With three trucks ahead of him on a convoy to deliver road-building materials, the enemy was taking over the road and shooting at Samuel Williams and his fellow soldiers.

“One truck went to go around on the right and he hit a mine. The next truck went to go around on the left, and he hit a mine. It was three trucks lined up in front of me, and I was next,” he said.

The soldiers were near the Cambodian border.

Williams stopped to tie the wheel up to the truck so the soldiers could continue driving to their destination.

Suddenly, while unloading, the helicopter over Williams’ head was struck and came crashing down.

"I had three trucks in front of me stop, and a helicopter on the side. They were shooting and everything,” he said.

He remembers seeing a jeep ride by with wounded and dead soldiers on its hood.

“We had infantry out there. Some of everything was coming down,” Williams said.

He began to get frightened that night would fall before he and his soldiers could make it out safely.

“Finally, we got out before dark!” he said. “That was one of those times where you think you might not make it.”

Williams is a 69-year-old Vietnam War veteran from Cope. After being drafted into the U.S. Army in 1965 at age 19, he served in Vietnam for a year as a Specialist 4.

Williams was a combat engineer who operated five-ton dump trucks in the Company B 1st Engineer Battalion. He completed basic training at Fort Jackson.

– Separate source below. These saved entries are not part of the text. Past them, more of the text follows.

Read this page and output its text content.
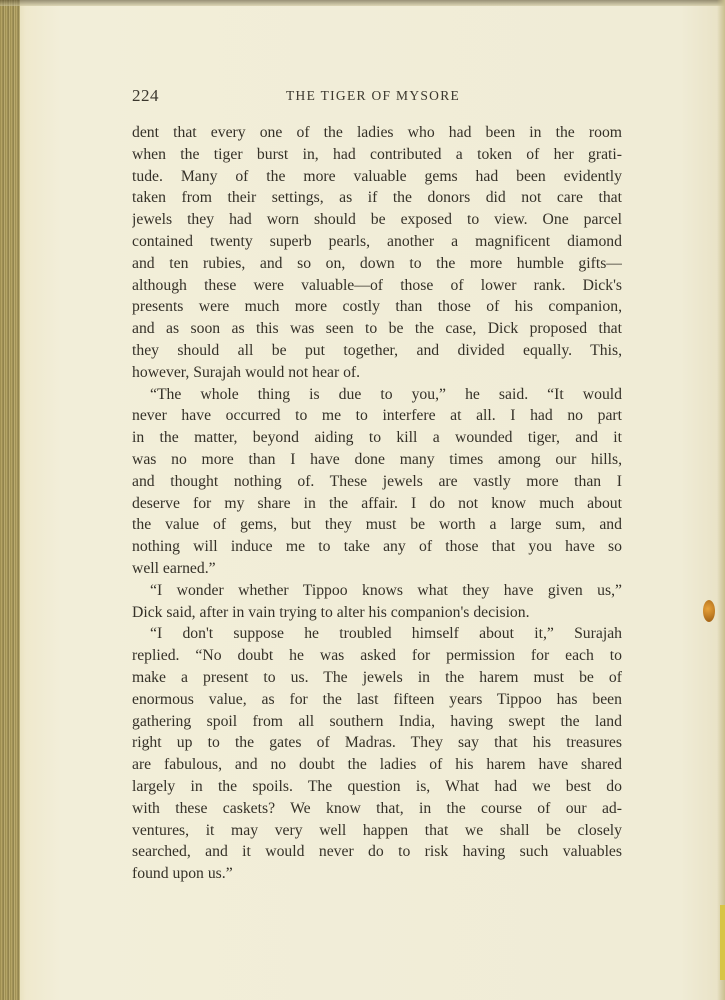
224	THE TIGER OF MYSORE
dent that every one of the ladies who had been in the room
when the tiger burst in, had contributed a token of her grati-
tude. Many of the more valuable gems had been evidently
taken from their settings, as if the donors did not care that
jewels they had worn should be exposed to view. One parcel
contained twenty superb pearls, another a magnificent diamond
and ten rubies, and so on, down to the more humble gifts—
although these were valuable—of those of lower rank. Dick's
presents were much more costly than those of his companion,
and as soon as this was seen to be the case, Dick proposed that
they should all be put together, and divided equally. This,
however, Surajah would not hear of.
“The whole thing is due to you,” he said. “It would
never have occurred to me to interfere at all. I had no part
in the matter, beyond aiding to kill a wounded tiger, and it
was no more than I have done many times among our hills,
and thought nothing of. These jewels are vastly more than I
deserve for my share in the affair. I do not know much about
the value of gems, but they must be worth a large sum, and
nothing will induce me to take any of those that you have so
well earned.”
“I wonder whether Tippoo knows what they have given us,”
Dick said, after in vain trying to alter his companion's decision.
“I don't suppose he troubled himself about it,” Surajah
replied. “No doubt he was asked for permission for each to
make a present to us. The jewels in the harem must be of
enormous value, as for the last fifteen years Tippoo has been
gathering spoil from all southern India, having swept the land
right up to the gates of Madras. They say that his treasures
are fabulous, and no doubt the ladies of his harem have shared
largely in the spoils. The question is, What had we best do
with these caskets? We know that, in the course of our ad-
ventures, it may very well happen that we shall be closely
searched, and it would never do to risk having such valuables
found upon us.”
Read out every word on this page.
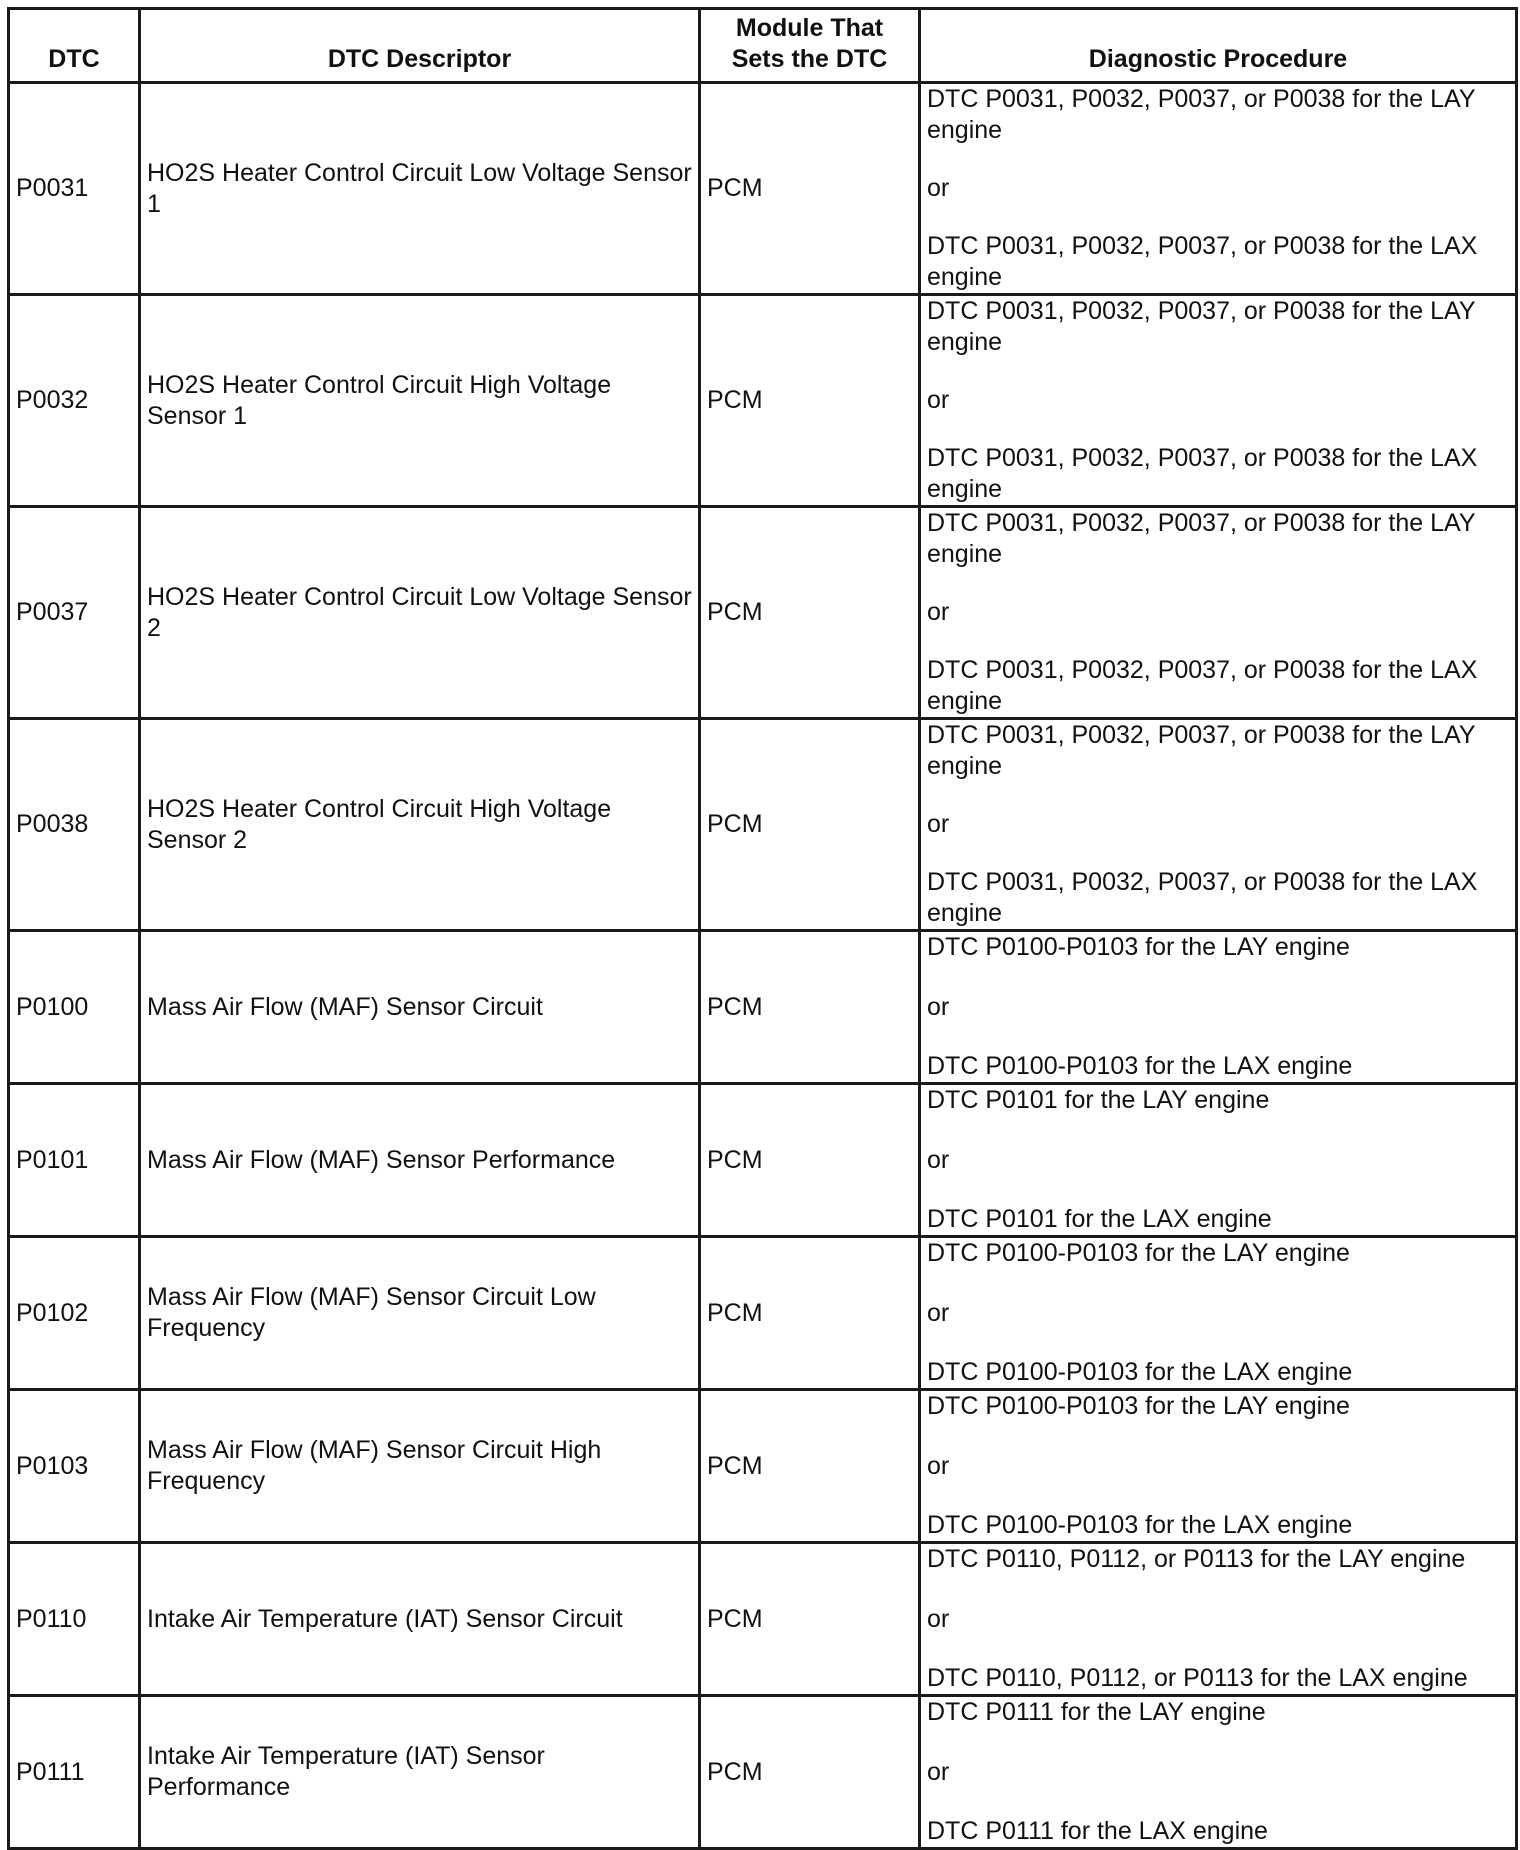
DTC	DTC Descriptor	Module That Sets the DTC	Diagnostic Procedure
P0031	HO2S Heater Control Circuit Low Voltage Sensor 1	PCM	DTC P0031, P0032, P0037, or P0038 for the LAY engine
or
DTC P0031, P0032, P0037, or P0038 for the LAX engine

P0032	HO2S Heater Control Circuit High Voltage Sensor 1	PCM	DTC P0031, P0032, P0037, or P0038 for the LAY engine
or
DTC P0031, P0032, P0037, or P0038 for the LAX engine

P0037	HO2S Heater Control Circuit Low Voltage Sensor 2	PCM	DTC P0031, P0032, P0037, or P0038 for the LAY engine
or
DTC P0031, P0032, P0037, or P0038 for the LAX engine

P0038	HO2S Heater Control Circuit High Voltage Sensor 2	PCM	DTC P0031, P0032, P0037, or P0038 for the LAY engine
or
DTC P0031, P0032, P0037, or P0038 for the LAX engine

P0100	Mass Air Flow (MAF) Sensor Circuit	PCM	DTC P0100-P0103 for the LAY engine
or
DTC P0100-P0103 for the LAX engine

P0101	Mass Air Flow (MAF) Sensor Performance	PCM	DTC P0101 for the LAY engine
or
DTC P0101 for the LAX engine

P0102	Mass Air Flow (MAF) Sensor Circuit Low Frequency	PCM	DTC P0100-P0103 for the LAY engine
or
DTC P0100-P0103 for the LAX engine

P0103	Mass Air Flow (MAF) Sensor Circuit High Frequency	PCM	DTC P0100-P0103 for the LAY engine
or
DTC P0100-P0103 for the LAX engine

P0110	Intake Air Temperature (IAT) Sensor Circuit	PCM	DTC P0110, P0112, or P0113 for the LAY engine
or
DTC P0110, P0112, or P0113 for the LAX engine

P0111	Intake Air Temperature (IAT) Sensor Performance	PCM	DTC P0111 for the LAY engine
or
DTC P0111 for the LAX engine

Some of Williams’ best memories during his stint in Vietnam were receiving letters from his girlfriend, who is now his wife, returning from the field to his home base and being with friends who were also truck drivers.

A far greater number of memories are bad.

“Some of them were so bad, you don’t even want to talk about it,” he said.

Williams recalls receiving orders from a sergeant to blow up a tunnel. “We couldn’t take nothing but a .45, a flashlight and a 10-pound explosion charge,” he said.

The tunnel’s entrance was so narrow that Williams had to hold his hands over his head to get inside.

“Once we got in there, it was a little larger,” he said. “I was too tall to stand up. The best way was to crawl, so I could take the 10-pound explosion charge, set it and wrap the debt cord around it.”

Williams said being inside the tunnel was very scary because he could barely see.

"We had the flashlight, but every time you go around a corner, you don’t know what to expect or what you might see on the other side,” he said. “The way the walls looked, I thought they were going to cave in.”

After Williams set up the explosives, he got back on the Chinook and got up in the air. “We set it off, and we saw the tunnel blow up. I’m glad nobody was in there,” he said.

He also remembers a day when he and some fellow soldiers got in a truck to go retrieve mail.

"We had to go through an artillery unit. On the way coming back, the artillery unit got hit with mortar rounds,” he said.

Williams and the rest of the soldiers had to jump off the truck to try to find a bunker.

Four men were hit by the mortar rounds, and their dead bodies were in the same area where Williams was standing.

Williams said this was another time when he thought he wasn’t going to make it out of Vietnam alive.

He was injured once. While he was fixing a truck tire in the mortar pool, something exploded.

“I thought it was the truck tire that might’ve blown up. I might’ve put too much air in it,” Williams said.

Because of the explosion, Williams’ eyes were filled with rocks, temporarily blinding him. He spent three days in a hospital in Long Binh with his eyes patched shut.

“I couldn’t see. Then when I took the patches off my eyes, the sunlight was so bright, I still couldn’t see,” he said.

When Williams returned to the mortar pool, the tire was still in place. He was never able to determine what exploded.

Thinking about home and trusting in the Lord often kept Williams going in Vietnam.

“The home training that my parents taught me kicked in. I was a churchgoing person. I had to go to church every Sunday,” he said.

Adjusting to the civilian life again wasn’t the easiest for Williams. “I was in trouble with the law. I was drinking and in a lot of fights,” he said.

Williams later found out that he had Post Traumatic Stress Disorder. “It was rough for a long time,” he said. He is currently being treated for PTSD.

He dislikes being around large crowds of people, has nightmares, occasional night sweats, becomes quick tempered sometimes and doesn’t like any sort of banging noises that resemble the sound of a gun.

“Sometimes it brings back memories of the war. Some things you can’t put behind. I try to go forward,” he said.

Williams said he never understood what the war was about and never gave it too much thought.

“I just did what I had to do. I didn’t want to go, but I had to go. I just prayed and asked the Lord to go with me,” he said.

Williams was discharged in 1967 and appreciates being called in the Army. “It was rough, but I appreciate it. I’m thankful that I was able to go and make it back home safe,” he said.

He earned 2 Bronze Service Stars, a National Defense Service Medal, a Vietnam Service Medal and a several other awards.

Williams lives in Cope with his wife, Ruth. They have been married for 47 years and have three children and two grandchildren.